The Obama Administration’s new overtime proposal is an important and long overdue reform, but those who see it primarily as a way to address stagnant wages are missing the point. If the rule works properly, the main benefit will come in the form of time rather than money.
Noam Scheiber, the new labor reporter for the New York Times, exhibited the misconception in a news analysis arguing that the proposal “falls well short of helping substantially increase middle-class wages.” The piece compounded the problem by quoting Sen. Chuck Schumer calling the step “the middle-class equivalent of raising the minimum wage.”
Enacted in 1938, the overtime provision of the Fair Labor Standards Act (FLSA) is designed to discourage employers from compelling workers to work excessive hours. The time-and-a-half provision is meant not as a wage bonus but rather as a penalty for firms that overwork their staffs rather than increasing the headcount.

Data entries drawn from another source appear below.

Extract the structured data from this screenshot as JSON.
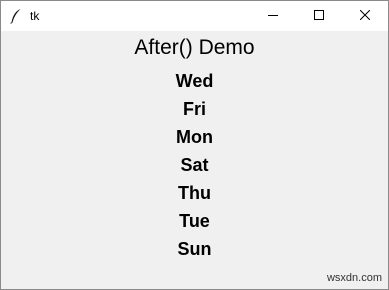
{
  "window": {
    "title": "tk"
  },
  "content": {
    "heading": "After() Demo",
    "days": [
      "Wed",
      "Fri",
      "Mon",
      "Sat",
      "Thu",
      "Tue",
      "Sun"
    ]
  },
  "watermark": "wsxdn.com",
  "icons": {
    "app": "feather-icon",
    "minimize": "minimize-icon",
    "maximize": "maximize-icon",
    "close": "close-icon"
  }
}
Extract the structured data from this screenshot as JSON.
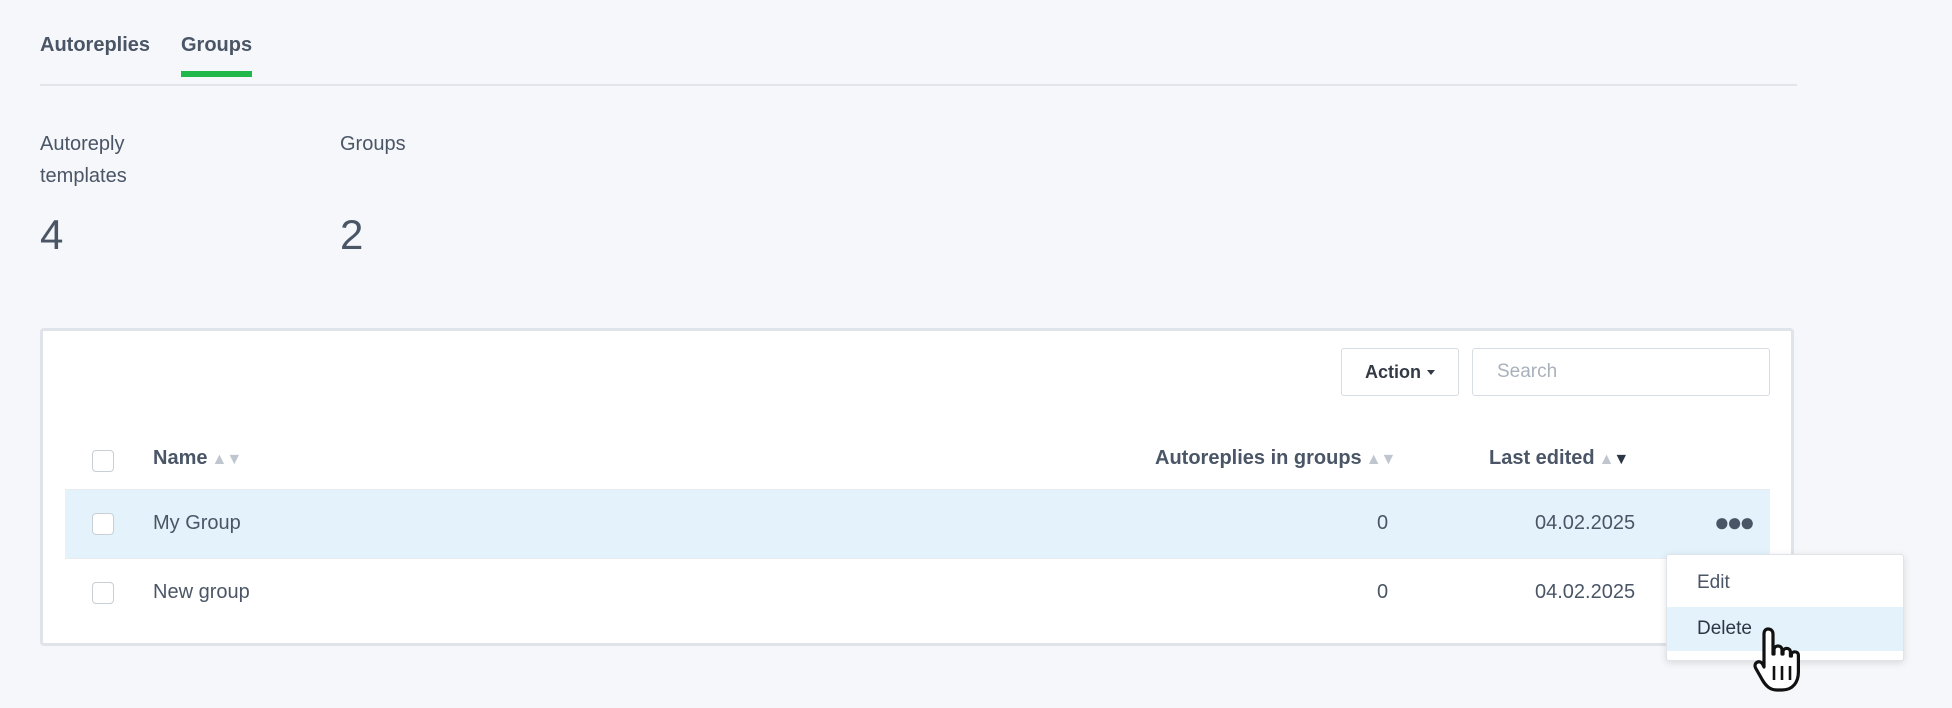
{
  "tabs": [
    {
      "label": "Autoreplies",
      "active": false
    },
    {
      "label": "Groups",
      "active": true
    }
  ],
  "stats": [
    {
      "label": "Autoreply templates",
      "value": "4"
    },
    {
      "label": "Groups",
      "value": "2"
    }
  ],
  "toolbar": {
    "action_label": "Action",
    "search_placeholder": "Search"
  },
  "table": {
    "columns": [
      "Name",
      "Autoreplies in groups",
      "Last edited"
    ],
    "rows": [
      {
        "name": "My Group",
        "autoreplies": "0",
        "last_edited": "04.02.2025",
        "highlighted": true
      },
      {
        "name": "New group",
        "autoreplies": "0",
        "last_edited": "04.02.2025",
        "highlighted": false
      }
    ]
  },
  "row_menu": {
    "items": [
      "Edit",
      "Delete"
    ],
    "hovered": "Delete"
  },
  "icons": {
    "row_actions": "more-horizontal-icon",
    "sort": "sort-arrows-icon",
    "cursor": "hand-pointer-icon"
  },
  "colors": {
    "accent": "#20b84a",
    "row_highlight": "#e4f3fb"
  }
}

Under pressure from business interests, Congress wrote language into the FLSA providing an exemption from the overtime provisions for executive, administrative and professional employees. The rationale was that such persons would be paid a salary rather than a hourly wage, and their compensation would be high enough to make some extra hours tolerable.

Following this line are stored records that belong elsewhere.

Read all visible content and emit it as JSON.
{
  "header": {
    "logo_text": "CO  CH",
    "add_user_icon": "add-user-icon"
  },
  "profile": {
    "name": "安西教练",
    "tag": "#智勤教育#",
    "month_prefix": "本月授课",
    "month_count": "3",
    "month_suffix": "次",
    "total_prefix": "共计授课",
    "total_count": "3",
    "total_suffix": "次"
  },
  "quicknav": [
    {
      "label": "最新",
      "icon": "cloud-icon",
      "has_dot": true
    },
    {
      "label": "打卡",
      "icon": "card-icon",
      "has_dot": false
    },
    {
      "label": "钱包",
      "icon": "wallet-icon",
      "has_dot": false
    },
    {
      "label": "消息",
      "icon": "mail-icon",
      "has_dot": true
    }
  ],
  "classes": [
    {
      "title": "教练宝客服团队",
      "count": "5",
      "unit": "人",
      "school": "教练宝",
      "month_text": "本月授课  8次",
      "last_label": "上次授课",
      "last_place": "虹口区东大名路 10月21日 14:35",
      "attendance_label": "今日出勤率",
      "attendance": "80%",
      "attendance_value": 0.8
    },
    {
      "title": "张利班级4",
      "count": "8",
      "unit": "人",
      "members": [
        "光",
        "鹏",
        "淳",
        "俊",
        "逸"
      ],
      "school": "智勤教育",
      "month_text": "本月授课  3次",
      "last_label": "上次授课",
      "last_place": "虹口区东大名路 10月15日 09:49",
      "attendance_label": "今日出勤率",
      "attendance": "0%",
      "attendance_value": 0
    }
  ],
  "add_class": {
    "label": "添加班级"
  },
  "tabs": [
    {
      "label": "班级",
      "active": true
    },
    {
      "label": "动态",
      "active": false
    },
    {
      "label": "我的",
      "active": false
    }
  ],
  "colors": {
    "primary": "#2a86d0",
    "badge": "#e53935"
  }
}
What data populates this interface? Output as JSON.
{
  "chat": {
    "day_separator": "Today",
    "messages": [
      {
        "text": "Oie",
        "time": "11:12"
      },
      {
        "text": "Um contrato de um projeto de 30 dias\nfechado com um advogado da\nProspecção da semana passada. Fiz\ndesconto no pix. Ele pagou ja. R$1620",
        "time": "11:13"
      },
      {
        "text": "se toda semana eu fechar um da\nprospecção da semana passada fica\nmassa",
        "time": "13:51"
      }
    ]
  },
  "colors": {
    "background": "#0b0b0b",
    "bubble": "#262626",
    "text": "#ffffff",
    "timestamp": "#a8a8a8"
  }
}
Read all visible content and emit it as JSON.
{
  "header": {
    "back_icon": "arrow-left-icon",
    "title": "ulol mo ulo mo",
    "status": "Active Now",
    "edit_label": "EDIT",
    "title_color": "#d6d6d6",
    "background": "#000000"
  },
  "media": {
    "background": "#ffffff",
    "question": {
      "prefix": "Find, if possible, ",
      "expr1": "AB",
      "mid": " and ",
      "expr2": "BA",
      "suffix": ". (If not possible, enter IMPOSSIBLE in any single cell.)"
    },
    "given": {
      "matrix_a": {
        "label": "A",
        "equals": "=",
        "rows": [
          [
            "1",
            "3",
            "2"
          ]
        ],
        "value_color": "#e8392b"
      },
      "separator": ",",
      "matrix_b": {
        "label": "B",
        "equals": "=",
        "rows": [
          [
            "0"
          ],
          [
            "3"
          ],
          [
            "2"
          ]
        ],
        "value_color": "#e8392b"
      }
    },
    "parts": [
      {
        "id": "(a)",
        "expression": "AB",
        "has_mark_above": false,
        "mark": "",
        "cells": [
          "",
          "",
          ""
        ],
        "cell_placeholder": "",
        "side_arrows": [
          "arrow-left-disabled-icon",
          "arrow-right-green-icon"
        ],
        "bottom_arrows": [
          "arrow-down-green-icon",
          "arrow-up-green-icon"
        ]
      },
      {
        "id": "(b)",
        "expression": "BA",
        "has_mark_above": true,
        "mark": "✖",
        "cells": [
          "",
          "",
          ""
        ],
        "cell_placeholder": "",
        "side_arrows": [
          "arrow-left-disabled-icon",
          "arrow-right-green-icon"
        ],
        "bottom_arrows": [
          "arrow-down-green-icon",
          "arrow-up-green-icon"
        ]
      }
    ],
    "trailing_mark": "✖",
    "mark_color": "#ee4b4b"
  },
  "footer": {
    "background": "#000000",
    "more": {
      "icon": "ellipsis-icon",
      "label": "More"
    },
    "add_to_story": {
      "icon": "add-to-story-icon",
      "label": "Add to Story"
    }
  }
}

It was left to the Labor Department to define exactly which employees would be covered by the exemption. It chose to set criteria that referred mainly to job content but also set a compensation level below which overtime had to be paid regardless of the nature of the job.
That latter provision turned out to be essential. It would be all too easy for an employer to give a position superficial managerial or administrative responsibilities with the aim of making it exempt from overtime. The problem was that the wage cutoff was set too low, and revisions tended to be slow in coming. After the cutoff was raised to $155 a week in 1975, it took another 29 years before it was increased again.
In the meantime, employers did everything possible to shrink the portion of the workforce eligible for overtime pay. This was perhaps most common in the retail sector, where workers were given bogus titles such as assistant store manager while most of their responsibilities were not managerial or administrative in nature. Once they were off the overtime clock, it was profitable for the real bosses to work them long hours.
Obama’s proposal, which would raise the cutoff to $970 a week, did not come out of the blue. Groups such as the Economic Policy Institute and the National Employment Law Project have been campaigning on the issue for years.
There’s also been a battle going on in the courts. A slew of lawsuits have been brought against major retail companies for misclassifying people as overtime exempt. Earlier this year, for example, a federal judge approved a $30 million settlement of overtime claims brought by so-called managers at Publix Super Markets. Payless Shoesource has agreed to a $2.9 million settlement of similar allegations.
Dollar stores, which are obsessive in their cost-cutting efforts, have been the target of numerous overtime suits brought by purported managers. Dollar General paid $8.3 million to settle one such case.
The employer class is, of course, up in arms over the proposed new standard, making the usual foolish claims about job cuts and loss of freedom. The Washington Post quoted one chief executive as saying: “Everything in this proposed rule is anti-American work ethic and culture.”
That in a sense is true, if one acknowledges that our work culture is now one in which some people are forced to work excessive hours and others, especially in the sprawling retail and restaurant sectors, are kept in involuntary part-time status with unpredictable schedules and not enough hours to piece together a decent living.
A measure of the success of the new overtime rule will be the extent to which it rectifies this lopsided distribution of working hours.